A choice-based approach to dynamic capacitated multi-item lot sizing with demand uncertainty

Abstract

With the purpose of planning and implementing pricing decisions on a tactical level as well as production decisions on an operational level, we consider – in an integrated form – the capacitated multi-item lot sizing problem with uncertain item demands and price-dependent discrete choice demand. The model is embedded into an overarching rolling horizon procedure allowing for adaptations to changes in demand and cost parameters. We first formulate the static problem version as a nonlinear mathematical program with underlying multinomial logit demand and subsequently linearize it to make it viable for mathematical programming solvers. Uncertainty of demands is taken into account by Monte Carlo simulation. More specifically, we generate random demand scenarios and utilize them as input data for the sample average approximation problem version.
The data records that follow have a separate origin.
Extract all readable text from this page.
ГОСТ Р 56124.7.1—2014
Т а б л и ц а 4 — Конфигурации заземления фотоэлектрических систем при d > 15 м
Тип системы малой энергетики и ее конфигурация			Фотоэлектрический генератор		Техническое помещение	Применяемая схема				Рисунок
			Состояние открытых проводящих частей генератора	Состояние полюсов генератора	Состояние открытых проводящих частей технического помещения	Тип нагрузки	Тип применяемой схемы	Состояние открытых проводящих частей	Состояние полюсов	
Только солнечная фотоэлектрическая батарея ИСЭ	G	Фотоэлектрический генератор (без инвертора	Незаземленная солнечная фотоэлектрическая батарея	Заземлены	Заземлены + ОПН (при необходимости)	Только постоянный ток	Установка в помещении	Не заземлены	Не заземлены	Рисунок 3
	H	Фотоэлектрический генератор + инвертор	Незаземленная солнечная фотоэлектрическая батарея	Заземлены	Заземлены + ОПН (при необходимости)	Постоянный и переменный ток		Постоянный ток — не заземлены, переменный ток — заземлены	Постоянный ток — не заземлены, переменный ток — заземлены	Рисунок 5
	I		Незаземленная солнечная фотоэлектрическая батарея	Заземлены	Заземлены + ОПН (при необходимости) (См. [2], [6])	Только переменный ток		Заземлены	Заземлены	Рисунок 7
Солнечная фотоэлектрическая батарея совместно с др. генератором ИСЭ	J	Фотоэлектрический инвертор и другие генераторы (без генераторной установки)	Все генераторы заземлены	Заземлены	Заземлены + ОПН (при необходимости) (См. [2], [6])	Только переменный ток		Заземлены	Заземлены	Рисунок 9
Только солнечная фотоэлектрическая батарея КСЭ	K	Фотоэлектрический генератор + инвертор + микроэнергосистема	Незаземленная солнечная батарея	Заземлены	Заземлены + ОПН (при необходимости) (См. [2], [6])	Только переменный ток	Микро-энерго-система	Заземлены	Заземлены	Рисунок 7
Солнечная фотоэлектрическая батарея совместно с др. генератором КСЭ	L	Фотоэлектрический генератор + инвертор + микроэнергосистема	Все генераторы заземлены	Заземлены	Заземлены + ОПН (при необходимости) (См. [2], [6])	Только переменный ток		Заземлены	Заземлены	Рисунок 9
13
We further endow the problem setting with possibilities to incorporate pricing policy requirements such as restricting the number of price adaptations or defining periods without price adaptations. Overall, the developed approach yields a powerful tool for balancing item demands via pricing in a way favorable for adhering to available production capacities and thereby striking a balance between revenues and costs. Computational results confirm that adapting prices to time-dependent demand and cost parameters is exploited effectively to maintain a deliberately controlled production environment. Moreover, the integrated pricing and production setting allows to study the effect of pricing policy restrictions and demand uncertainties upon attainable profits.